Rechercher
Rechercher

Culture - Exposition

Le butô, danse de la mort, à travers pinceaux et caméra...

Minimalisme, poésie et lenteur des gestes pour le butô, cette danse de la mort et du corps obscur, à travers plus d’une vingtaine d’œuvres photographiques et picturales où se croisent la caméra de Roger Moukarzel et les pinceaux de Takayoshi Sakabe, deux poulains de la galerie Alice Mogabgab*.

Un jeune tailleur de pierre fait émerger un cheval du marbre.

Sous le titre «Du Proche à l’Extrême: les Orients se rencontrent...», la seconde exposition d’une série de créations, dédiées aux jumelages des cultures et au dépassement des frontières, illustre avec éclat le travail des ateliers où la communication humaine est d’une étonnante vitalité.
Pour l’occasion, le butô, danse des ténèbres et appel aux forces de l’au-delà, née en guise de protestation contre le modernisme après les horreurs d’Hiroshima et de Nagasaki, est au feu des cimaises d’une galerie qui a toujours tablé sur des événements pointus et avant-gardistes.
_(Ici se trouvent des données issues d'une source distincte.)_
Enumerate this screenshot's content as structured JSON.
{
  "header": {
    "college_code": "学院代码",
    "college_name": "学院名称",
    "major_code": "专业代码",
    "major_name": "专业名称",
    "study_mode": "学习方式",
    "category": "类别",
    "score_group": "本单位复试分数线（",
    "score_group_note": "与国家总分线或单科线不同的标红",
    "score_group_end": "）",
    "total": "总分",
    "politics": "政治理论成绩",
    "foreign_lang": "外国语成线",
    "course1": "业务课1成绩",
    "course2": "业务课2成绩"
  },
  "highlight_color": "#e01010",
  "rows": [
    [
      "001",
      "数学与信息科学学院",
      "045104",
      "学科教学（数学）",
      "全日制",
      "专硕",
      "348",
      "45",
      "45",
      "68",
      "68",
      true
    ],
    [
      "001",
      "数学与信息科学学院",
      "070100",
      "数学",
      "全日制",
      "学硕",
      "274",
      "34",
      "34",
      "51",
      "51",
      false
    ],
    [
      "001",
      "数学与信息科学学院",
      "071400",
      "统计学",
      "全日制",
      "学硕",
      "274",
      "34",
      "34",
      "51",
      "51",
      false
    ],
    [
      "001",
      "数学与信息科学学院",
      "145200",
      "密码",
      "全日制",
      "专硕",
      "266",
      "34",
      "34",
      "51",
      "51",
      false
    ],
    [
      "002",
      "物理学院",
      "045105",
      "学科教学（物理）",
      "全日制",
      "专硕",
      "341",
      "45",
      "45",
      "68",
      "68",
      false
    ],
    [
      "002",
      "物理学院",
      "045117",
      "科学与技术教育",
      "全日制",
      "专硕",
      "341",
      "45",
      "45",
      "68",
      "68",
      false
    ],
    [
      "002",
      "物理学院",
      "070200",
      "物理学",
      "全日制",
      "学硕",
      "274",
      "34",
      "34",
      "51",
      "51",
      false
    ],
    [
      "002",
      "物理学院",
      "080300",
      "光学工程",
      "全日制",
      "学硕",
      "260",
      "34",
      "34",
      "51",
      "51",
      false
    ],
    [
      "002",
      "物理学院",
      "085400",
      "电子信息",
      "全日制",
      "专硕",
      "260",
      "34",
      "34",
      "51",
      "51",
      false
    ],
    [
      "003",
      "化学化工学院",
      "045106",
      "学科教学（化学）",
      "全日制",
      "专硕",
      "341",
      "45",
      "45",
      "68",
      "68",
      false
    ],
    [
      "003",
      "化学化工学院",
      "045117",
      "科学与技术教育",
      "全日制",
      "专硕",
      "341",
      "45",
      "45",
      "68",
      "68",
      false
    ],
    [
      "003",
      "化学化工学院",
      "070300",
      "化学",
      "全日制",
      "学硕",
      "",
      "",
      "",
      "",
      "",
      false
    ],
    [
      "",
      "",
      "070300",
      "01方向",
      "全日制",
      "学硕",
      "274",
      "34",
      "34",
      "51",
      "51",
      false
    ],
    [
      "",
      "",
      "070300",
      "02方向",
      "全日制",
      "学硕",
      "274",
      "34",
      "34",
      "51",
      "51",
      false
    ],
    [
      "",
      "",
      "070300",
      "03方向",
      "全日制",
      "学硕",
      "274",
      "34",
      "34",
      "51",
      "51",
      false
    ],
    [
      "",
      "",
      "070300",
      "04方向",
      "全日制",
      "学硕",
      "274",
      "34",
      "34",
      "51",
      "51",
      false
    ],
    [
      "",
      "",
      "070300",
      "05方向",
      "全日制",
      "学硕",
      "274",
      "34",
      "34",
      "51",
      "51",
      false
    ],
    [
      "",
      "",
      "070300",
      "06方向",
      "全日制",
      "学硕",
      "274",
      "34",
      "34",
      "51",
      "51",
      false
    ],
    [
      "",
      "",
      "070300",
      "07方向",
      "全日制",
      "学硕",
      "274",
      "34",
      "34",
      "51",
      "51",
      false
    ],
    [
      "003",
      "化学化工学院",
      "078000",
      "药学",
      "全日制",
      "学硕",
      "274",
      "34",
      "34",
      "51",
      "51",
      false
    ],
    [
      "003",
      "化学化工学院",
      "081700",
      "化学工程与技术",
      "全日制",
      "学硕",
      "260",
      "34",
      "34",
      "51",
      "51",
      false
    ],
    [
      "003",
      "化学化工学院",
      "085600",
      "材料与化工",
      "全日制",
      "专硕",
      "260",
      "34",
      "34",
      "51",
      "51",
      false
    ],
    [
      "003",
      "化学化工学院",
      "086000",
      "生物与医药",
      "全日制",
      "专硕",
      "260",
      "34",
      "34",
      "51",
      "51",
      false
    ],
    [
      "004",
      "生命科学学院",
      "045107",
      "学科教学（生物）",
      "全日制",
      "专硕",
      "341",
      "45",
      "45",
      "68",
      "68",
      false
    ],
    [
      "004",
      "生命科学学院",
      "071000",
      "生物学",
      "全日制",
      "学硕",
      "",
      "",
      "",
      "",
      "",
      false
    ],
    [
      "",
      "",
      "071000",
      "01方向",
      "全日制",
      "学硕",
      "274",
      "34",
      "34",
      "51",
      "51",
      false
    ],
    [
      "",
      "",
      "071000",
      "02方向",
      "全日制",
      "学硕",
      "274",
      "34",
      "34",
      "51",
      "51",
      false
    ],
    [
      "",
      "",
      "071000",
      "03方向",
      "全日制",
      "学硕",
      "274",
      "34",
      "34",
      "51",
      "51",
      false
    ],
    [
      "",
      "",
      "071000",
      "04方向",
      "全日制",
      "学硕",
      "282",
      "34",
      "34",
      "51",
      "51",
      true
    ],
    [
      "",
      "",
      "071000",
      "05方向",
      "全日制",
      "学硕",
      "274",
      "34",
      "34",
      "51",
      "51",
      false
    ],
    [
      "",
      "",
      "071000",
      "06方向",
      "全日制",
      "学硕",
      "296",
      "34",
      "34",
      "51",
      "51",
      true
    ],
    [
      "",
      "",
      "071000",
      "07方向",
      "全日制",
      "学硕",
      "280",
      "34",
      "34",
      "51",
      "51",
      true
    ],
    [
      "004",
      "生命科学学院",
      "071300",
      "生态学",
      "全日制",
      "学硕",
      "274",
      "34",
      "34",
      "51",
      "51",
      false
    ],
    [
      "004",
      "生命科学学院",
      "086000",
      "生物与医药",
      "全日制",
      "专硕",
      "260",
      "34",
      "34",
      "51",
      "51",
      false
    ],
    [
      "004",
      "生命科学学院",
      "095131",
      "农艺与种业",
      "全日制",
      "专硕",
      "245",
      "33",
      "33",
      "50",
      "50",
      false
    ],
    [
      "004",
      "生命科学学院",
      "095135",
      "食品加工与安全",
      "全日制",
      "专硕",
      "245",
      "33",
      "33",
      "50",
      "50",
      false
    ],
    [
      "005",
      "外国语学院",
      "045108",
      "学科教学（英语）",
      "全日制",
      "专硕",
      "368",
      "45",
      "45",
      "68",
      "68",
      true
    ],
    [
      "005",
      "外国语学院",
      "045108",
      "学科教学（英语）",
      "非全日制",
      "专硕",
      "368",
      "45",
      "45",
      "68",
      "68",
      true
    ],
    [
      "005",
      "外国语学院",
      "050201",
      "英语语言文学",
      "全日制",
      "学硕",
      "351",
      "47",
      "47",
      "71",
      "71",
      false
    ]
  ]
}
Roger Moukarzel photographie le butô de Takayoshi Sakabe. Du Liban au Japon, l’art prend la voie royale des impénétrables sentiers de la création...
Plus d’une vingtaine d’œuvres pour cette corrélation de l’œil d’une caméra et le frémissement d’un pinceau pour piéger l’espace, le temps, l’épaisseur et la fragilité de la matière, le mystère du vivant qui enferme la mort.
Pour cette correspondance entre images captées par une caméra et les toiles de lin aux dessins complices des formes discrètes et comme se fondant dans une brume, voilà un chant visuel d’une modulation élégiaque et au lyrisme d’une sobre élégance.
Quinze photographies pour Roger Moukarzel et sept toiles pour Takayoshi Sakabe, avec en partage, zone de commune appartenance, à part le monde du butô, des dimensions qui vont de 1m45 x 1m45 à 35 cm x 35 cm.
Surgit alors un monde fait de silence, de transe, de folie blanche, d’extase, de lucidité, de voyage, de lenteur. Entre la vie et la mort, dans une extrême économie de mouvements, comme pour ne pas froisser une eau sur laquelle on marche, évocation et invocation incantatoires d’un cérémonial attestant des liens intenses du corps du danseur avec la nature omniprésente, mais toujours mystérieuse.
Les artistes captent ces moments où l’on sonde les instances de l’esprit, la relation avec le cosmos, l’inscription d’un être au cœur de l’univers.
Pour cette danse venue du Japon, un décor tout en blanc. Le peintre Sakabe danse le butô, visage enfariné, pieds nus, bandelettes sur le corps, cheveux lisses, tache rouge sang au coin des yeux, pour une introspection imprégnée sans doute de bouddhisme et de croyances shintos... Sa danse est tissée de mouvements piétinant le sol et se frayant, dans l’air, un chemin du coude. Le regard rivé au ciel comme pour éprouver sa disponibilité au monde, le danseur est ce voyageur à petite mallette noire qui traque le sens d’une traversée humaine.
Et ce sont ces instantanés de quête et d’expression, sur fond blanc ou noir, qui font la tessiture éloquente et sensuelle des photographies de Roger Moukarzel, qui prouve, une fois de plus si besoin, toute la beauté d’un talent fait de netteté et d’une perception sensible et intelligente de l’objet visé.
Quant à l’œuvre de Takayoshi Sakabe, d’une radieuse simplicité avec des profondeurs et des vides qui sécurisent beaucoup plus qu’ils n’inquiètent, elle est dominée par des ombres bienveillantes, presque palpables. Après un stage de danse butô (démonstration à l’appui avec ces photographies), le peintre (considéré comme un véritable trésor national, tout comme les sumos, par un grand magazine de l’art), rompu à la tâche du pinceau et de la truelle depuis 1983, confie: «Après mon stage butô, ma peinture a changé. C’est formidable de s’exprimer avec le corps, car la réaction de la pensée est immédiate. Les personnages et les animaux que je peins dansent tous le butô. Il n’y a pas d’issue, ils portent la mort tout en vivant. Ils dansent entre la vie et la mort très doucement et très vite comme la feuille qui tombe.»
Pour s’en convaincre, on n’a qu’à regarder cette grande et saisissante toile où un jeune tailleur de pierre, torse nu, fait émerger un cheval du marbre. Un cheval à mi-seuil entre la vibration de la chair et la froide inertie de la pierre...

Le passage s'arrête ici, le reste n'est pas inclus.